Ecco quindi, secondo quanto suggerito da Toni Muzi Falconi, i tre elementi da tenere presente in questo nuovo contesto. Per le organizzazioni è molto importante considerare il problema tempo, e la sfida primaria è infatti quella di velocizzare il processo decisionale proprio per le organizzzioni che, in tal modo, creano un vantaggio temporale rispetto al sistema e ai concorrenti. Ma, se siamo in grado di assistere le aziende nel migliorare il loro processo, dobbiamo innanzitutto ascoltare. E qui la domanda: il processo di ascolto cambia con i social media? Certo che si. Infatti, il processo di ascolto richiede tempo, e questo è essenziale per evitare rischi. Bisogna avere tempo per creare un dialogo esente da rischi. Ma, allo stesso momento, in a twitter conference il tempo non esiste in quanto la velocità di risposta e di relazione è talmente stressata che il rischio risiede proprio nella velocità della comunicazione (non si può contare fino a 10 per dare una risposta) con l'impossibilità di correggere il tiro. Come facciamo, allora, a gestire tutto questo (ascolto da un alto e velocità dall'altro). La seconda lezione emergente dal convegno è proiprio la tematica dell'etica. Non si può parlare di etica in generale, ma bisogna essere più specifici, quindi dobbiamo considerare le implicazioni etiche in quello che facciamo, come profesisonisti, in questo nuovo ambito. Va regolato. Infine, la problematica legata alla teoria. Esiste un neo nel mondo accademico che espone una teoria (questo vale negli USA come in Europa) ma che nella pratica trova poche applicazioni. In sostanza, quanto siamo distanti dalla teoria? Altro punto di riflesione su quello che studiamo, o insegniamo, e quello che invece relamente nella pratica si fa.

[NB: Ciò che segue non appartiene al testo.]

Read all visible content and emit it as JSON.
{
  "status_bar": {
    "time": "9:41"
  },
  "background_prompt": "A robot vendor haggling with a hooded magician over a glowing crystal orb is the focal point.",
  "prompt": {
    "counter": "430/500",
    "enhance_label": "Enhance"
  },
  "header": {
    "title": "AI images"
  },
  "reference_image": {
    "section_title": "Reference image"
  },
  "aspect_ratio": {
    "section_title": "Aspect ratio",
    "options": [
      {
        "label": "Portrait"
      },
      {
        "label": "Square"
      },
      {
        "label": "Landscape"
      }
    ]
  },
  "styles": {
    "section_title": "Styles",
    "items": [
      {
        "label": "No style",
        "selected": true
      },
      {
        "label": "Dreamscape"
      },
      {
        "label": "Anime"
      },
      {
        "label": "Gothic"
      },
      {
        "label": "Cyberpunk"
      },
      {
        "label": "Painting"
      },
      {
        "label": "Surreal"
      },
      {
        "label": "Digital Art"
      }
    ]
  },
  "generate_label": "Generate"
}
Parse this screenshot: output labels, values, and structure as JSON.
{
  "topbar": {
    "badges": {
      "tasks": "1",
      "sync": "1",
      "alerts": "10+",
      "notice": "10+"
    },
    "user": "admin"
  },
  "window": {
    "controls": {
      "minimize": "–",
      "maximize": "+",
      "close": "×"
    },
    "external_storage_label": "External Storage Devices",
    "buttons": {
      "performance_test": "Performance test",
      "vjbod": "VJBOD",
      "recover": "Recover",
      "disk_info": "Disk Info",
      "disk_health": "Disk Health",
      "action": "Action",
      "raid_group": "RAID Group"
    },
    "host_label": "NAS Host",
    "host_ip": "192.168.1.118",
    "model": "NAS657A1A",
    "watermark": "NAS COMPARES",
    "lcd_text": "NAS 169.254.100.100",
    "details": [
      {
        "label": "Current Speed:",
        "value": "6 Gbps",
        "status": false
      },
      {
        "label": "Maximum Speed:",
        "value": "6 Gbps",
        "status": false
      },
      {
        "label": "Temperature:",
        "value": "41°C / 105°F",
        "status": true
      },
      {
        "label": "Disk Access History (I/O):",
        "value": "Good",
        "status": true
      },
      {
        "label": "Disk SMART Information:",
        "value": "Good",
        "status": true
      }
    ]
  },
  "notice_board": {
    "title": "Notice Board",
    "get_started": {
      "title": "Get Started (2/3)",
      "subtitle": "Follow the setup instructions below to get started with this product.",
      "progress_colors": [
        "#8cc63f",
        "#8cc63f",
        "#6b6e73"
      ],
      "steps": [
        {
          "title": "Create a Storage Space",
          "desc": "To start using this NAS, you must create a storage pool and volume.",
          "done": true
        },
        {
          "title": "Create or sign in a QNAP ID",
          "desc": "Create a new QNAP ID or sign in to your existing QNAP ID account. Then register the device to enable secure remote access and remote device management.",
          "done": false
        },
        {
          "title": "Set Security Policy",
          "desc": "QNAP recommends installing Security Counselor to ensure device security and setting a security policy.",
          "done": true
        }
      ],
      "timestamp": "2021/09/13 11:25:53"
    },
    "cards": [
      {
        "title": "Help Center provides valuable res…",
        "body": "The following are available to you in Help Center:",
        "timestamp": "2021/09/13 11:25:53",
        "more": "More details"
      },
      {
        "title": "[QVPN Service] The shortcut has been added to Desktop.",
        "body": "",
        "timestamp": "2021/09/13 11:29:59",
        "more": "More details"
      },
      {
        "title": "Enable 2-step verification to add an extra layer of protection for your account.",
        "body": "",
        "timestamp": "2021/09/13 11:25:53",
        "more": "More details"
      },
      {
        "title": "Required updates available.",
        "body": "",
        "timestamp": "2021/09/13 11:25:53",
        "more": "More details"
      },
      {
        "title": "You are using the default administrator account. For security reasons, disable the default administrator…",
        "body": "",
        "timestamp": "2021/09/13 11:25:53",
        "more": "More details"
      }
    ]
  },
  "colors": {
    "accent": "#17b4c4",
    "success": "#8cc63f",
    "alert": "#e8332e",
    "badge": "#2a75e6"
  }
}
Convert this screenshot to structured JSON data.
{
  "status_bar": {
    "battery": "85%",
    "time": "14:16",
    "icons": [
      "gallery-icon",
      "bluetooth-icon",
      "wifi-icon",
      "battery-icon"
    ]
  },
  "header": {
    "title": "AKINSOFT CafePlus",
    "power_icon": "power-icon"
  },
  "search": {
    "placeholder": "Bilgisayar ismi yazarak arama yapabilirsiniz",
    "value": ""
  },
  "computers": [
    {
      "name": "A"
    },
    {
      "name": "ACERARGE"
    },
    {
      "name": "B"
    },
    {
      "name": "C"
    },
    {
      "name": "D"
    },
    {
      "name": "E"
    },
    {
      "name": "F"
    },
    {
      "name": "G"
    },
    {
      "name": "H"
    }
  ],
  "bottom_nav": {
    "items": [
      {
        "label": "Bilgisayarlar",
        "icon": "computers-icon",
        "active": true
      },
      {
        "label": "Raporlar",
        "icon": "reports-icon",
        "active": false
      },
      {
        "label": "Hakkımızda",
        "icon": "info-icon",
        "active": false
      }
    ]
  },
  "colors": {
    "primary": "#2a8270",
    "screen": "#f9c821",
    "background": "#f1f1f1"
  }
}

Un convegno, quindi, in cui è chiaro che il ruolo delle relazioni pubbliche nella comunicazione sta ulteriormente cambiando. Il punto è cosa dovremmo fare e quale è la soglia che dobbiamo individuare e accettare come eticamente corretta? Se come professionisti, però, siamo in grado di adeguarci alle nuove tendenze, è fondamentale coinvolgere il management e il middle management a adeguarsi anch'essi alle nuove applicazioni che, in questo mercato globale, fanno davvero la differenza competitiva. Spronarli e "educarli" a seguire con fiducia quanto abbiamo da proporre. Allora si che il ruolo delle relazioni pubbliche diventa determinate!